Phase Locking Factor (Table 3): Acute PCP again decreased PLF at 50 and 55 Hz, while increasing PLF at lower frequencies of stimulation (Figs 5 and 6). The following effects of Time on PLF were observed in the PCP treated rats with significant changes from baseline detected by the Sidak test. At 10 Hz there was a significant effect of Time (F(3, 36) = 9.80; p < .001). PCP increased PLF from baseline in the acute condition (p = .002), but not in subsequent conditions. At 20 Hz, Time was significant (F3, 36) = 17.2; p < .001) indicating that PCP caused an increase in PLF relative to baseline for acute administration (p = .002). At 30 Hz, an effect of Time (F(3,36) = 14.02; p < .001) indicated that acute administration increased PLF (p = .001). At 40 Hz, Time (F(3,36) = 5.18, p = .004) was only associated with a trend for increased PLF in the acute condition (p = .072). At 50 Hz, Time (F(3, 30) = 7.19, p = .001) indicated that PCP reduced PLF in the acute (p = .008), but not subsequent conditions. 55 Hz was associated with an effect of Time (F(3,) = 14.16; p < .001) with decreased PLF in the acute condition (p <. 001).
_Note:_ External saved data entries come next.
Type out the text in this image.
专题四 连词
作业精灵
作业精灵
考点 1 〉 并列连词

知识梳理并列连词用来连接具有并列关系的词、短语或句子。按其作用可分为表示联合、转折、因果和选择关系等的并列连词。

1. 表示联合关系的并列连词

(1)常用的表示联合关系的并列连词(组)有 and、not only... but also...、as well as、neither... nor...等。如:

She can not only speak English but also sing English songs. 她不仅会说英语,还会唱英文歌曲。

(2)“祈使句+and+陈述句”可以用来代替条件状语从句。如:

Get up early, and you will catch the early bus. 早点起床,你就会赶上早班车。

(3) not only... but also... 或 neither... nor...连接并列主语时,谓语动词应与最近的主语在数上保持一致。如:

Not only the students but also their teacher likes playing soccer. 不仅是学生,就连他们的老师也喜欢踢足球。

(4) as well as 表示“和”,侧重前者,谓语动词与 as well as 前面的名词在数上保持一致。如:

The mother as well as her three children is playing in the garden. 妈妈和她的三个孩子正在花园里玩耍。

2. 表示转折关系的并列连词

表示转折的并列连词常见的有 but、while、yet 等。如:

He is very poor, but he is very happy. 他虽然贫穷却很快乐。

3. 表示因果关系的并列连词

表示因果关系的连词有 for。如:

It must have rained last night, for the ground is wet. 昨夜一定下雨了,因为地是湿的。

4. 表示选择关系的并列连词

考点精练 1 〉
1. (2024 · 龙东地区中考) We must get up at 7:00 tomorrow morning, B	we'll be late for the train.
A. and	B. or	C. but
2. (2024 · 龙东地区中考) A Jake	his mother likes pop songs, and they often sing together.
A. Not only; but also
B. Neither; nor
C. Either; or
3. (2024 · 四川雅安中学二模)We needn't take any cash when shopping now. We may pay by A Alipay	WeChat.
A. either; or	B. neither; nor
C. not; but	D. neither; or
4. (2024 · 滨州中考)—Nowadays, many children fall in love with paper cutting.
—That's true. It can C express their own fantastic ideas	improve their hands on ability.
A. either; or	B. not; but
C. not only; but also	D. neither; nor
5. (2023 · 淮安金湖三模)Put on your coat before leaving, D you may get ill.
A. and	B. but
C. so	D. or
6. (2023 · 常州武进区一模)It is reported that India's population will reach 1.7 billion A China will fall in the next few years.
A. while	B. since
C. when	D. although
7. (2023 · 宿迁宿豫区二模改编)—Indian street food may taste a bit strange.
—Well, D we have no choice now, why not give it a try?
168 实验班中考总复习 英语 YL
In the saline treated rats, there were no effects of Time on PLF for any frequency of stimulation.

Table 3

Experiment 2: Phase locking factor and mean power at baseline, acute treatment, after subchronic treatment, and after washout for the saline and PCP groups at the auditory cortex electrode site.

Saline Group
Frequency	Measure	Baseline	Acute	Subchronic	Washout
10 Hz	PLF	0.27 (0.08)	0.25 (0.08)	0.23 (0.07)	0.22 (0.06)
	MP	165.63 (160.82)	168.01 (113.59)	113.68 (133.40)	113.10 (131.57)
20 Hz	PLF	0.39 (0.11)	0.49 (0.10)	0.44 (0.10)	0.42 (0.14)
	MP	71.65 (72.36)	151.77 (77.55)	111.70 (105.73)	115.47 (100.51)
30 Hz	PLF	0.52 (0.21)	0.50 (0.15)	0.47 (0.19)	0.52 (0.19)
	MP	187.52 (205.19)	135.76 (130.21)	126.59 (117.90)	185.09 (150.26)
40 Hz	PLF	0.63 (0.21)	0.64 (0.17)	0.61 (0.21)	0.59 (0.18)
	MP	232.70 (203.97)	240.06 (174.68)	232.98 (192.54)	213.52 (153.19)
50 Hz	PLF	0.71 (0.17)	0.71 (0.12)	0.67 (0.12)	0.65 (0.14)
	MP	271.25 (208.35)	250.17 (165.54)	208.66 (117.57)	193.54 (106.08)
55 Hz	PLF	0.74 (0.15)	0.70 (0.15)	0.69 (0.12)	0.66 (0.09)
	MP†	245.55 (111.78)	205.76 (136.65)	181.15 (92.23)	163.45 (58.70)*
PCP Group
Frequency	Measure	Baseline	Acute (5 mg/kg PCP)	Subchronic (5 mg/kg/day)	Washout
10 Hz	PLF†	0.26 (0.08)	0.42 (0.19)*	0.28 (0.12)	0.24 (0.05)
	MP†	194.14 (130.82)	479.53 (438.62)	256.85 (132.30)	170.79 (93.09)
20 Hz	PLF†	0.54 (0.15)	0.72 (0.12)**	0.57 (0.16)	0.51 (0.16)
	MP†	168.97 (127.86)	420.71 (286.58)*	232.13 (185.04)	164.69 (125.46)
30 Hz	PLF†	0.55 (0.19)	0.74 (0.15)**	0.65 (0.20)	0.53 (0.18)
	MP†	170.06 (158.29)	471.27 (320.96)**	290.65 (171.19)	162.46 (121.94)
40 Hz	PLF†	0.57 (0.19)	0.68 (0.15)	0.66 (0.22)	0.56 (0.21)
	MP†	172.14 (192.21)	406.70 (249.08)**	305.82 (241.04)	167.52 (151.80)
50 Hz	PLF†	0.67 (0.15)	0.51 (0.14)**	0.70 (0.23)	0.64 (0.23)
	MP	209.78 (131.80)	184.57 (100.09)	297.09 (223.88)	200.32 (183.22)
55 Hz	PLF†	0.72 (0.16)	0.44 (0.12)**	0.64 (0.22)	0.63 (0.20)
	MP	229.09 (154.77)	131.27 (68.57)	192.12 (145.53)	165.75 (132.28)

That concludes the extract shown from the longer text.